Quando l'ho incontrato per la prima volta, 16 anni fa, ricordo di aver pensato di non aver mai visto uomo più bello fino allora. Ma la sua bellezza non era solo esteriore, scaturiva da qualcosa di più profondo, quel qualcosa che solo la serenità e la gioia di vivere sanno dare ad una persona.
Quella serenità e gioia di vivere che lo hanno accompagnato fino alla fine della sua vita.
Sto parlando di Vittorio Calissano, dal 1970 amministratore unico della Ditta Pattono,la ditta di sanitari e arredo bagni più antica di Genova. Infatti è nata nel 1882, quando il primo Sig.

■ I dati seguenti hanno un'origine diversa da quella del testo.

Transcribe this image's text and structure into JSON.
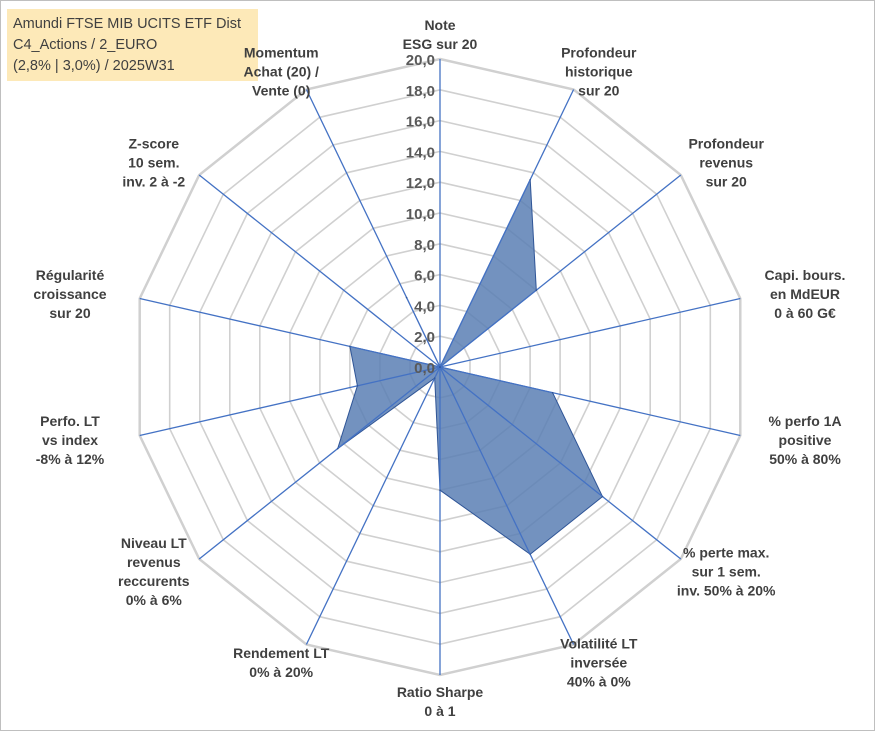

Pattono è sceso da Costigliole d'Asti, paese di origine della famiglia, a piedi fino a Genova,trovare la sua fortuna.
Vittorio, «Fitti», per gli amici più intimi,era molto orgoglioso di questo percorso familiare, anche se il suo era stato ben diverso, ma non certo meno avventuroso.
A 23 anni, infatti, è diventato pilota dell'Aeronautica Militare Italiana, e in seguito è stato pilota di linea per l'Alitalia, prima di prendere le redini della Ditta di famiglia.
Quello del pilota è stato il periodo della sua vita che più si è portato nel cuore, un po' perché legato alla giovinezza, ma soprattutto perché l'aeronautica è stata la sua più grande passione.
Con amici e conoscenti non perdeva occasione per parlare del suo aereo, comprato dopo la carriera di pilota, e mostrava con orgoglio le foto del volivolo che teneva appese nel suo ufficio alla Ditta Pattono.
Assieme a quelle c'erano anche i quadri del nonno, il Comandante Calissano e della nonna, l'ultima Signora Pattono che lo aveva sposato, da cui il loro cognome. Vi era anche la fotografia di un altro insigne personaggio della famiglia, il Capitano Felice Calissano, suo zio, morto nell'ultima guerra in un combattimento in prima linea in Russia. Insomma in quell'ufficio era davvero esposta la storia di un'intera dinastia! E questo non poteva sfuggire né ai fornitori,né ai clienti dello «sciù Pattono».
Come non poteva non conoscersi l'altra sua passione: il mare.
Gli è sempre piaciuto andare in barca e tutti i week-end li passava a bordo della sua imbarcazione «Vittoria», ormeggiata al porticciolo di Lavagna. Se il tempo e il mare lo permettevano, gli piaceva uscire dal porto a fare girare i motori, concedendosi qualche ora di navigazione o verso Sestri Levante, o verso Portofino. Se invece la meteorologia non lo consentiva, rimaneva in porto occupandosi di fare quei «piccoli lavoretti» che ogni amante di barca conosce bene, e che alla fine della giornata riempiono di soddisfazione come se si fosse fatto chissà cosa.
Il suo modo di fare signorile e la sua innata eleganza nelle maniere e nel vestire, facevano di lui un vero Lord Brummel, l'ultimo dandy di una Genova che oramai va scomparendo, con il rimpianto di chi ne ha visti gli splendori dei lontani anni'60 e '70.
Gli sono rimasta accanto fino alla fine, sia nel lavoro che nella vita, quando la brutta malattia che lo ha colpito due Natali fa non gli ha dato più tregua, senza però riuscire né a scalfire la sua bellezza, né la sua forza interiore.
Vittorio ha pensato fino all'ultimo di vincere quello che neanche la medicina poteva fare, con la sua volontà di vivere e la determinazione con cui aveva portato avanti 70 anni di esistenza.
Il suo ultimo pensiero fisso era quello di tornare a volare su di un Cessna 150, che si era proposto di acquistare via Internet appena fosse guarito. Voleva riprendere a viaggiare su due ali, per vedere quei pochi posti del mondo che ancora non aveva visto, lui che nella vita aveva visto così tanto.
Non ce l'ha fatta, e chi gli è stato vicino, ha sempre saputo che sarebbe andata così, ma fino all'ultimo dei suoi giorni, ha sorriso a tutti e a me, col sorriso di sempre, quello di un affetto durato 15 anni e mai tramontato, ha detto: « ci vediamo domani».
Oggi, ad un anno dalla sua scomparsa, lo voglio pensare che vola col suo Cessna fino alla fine dei tempi.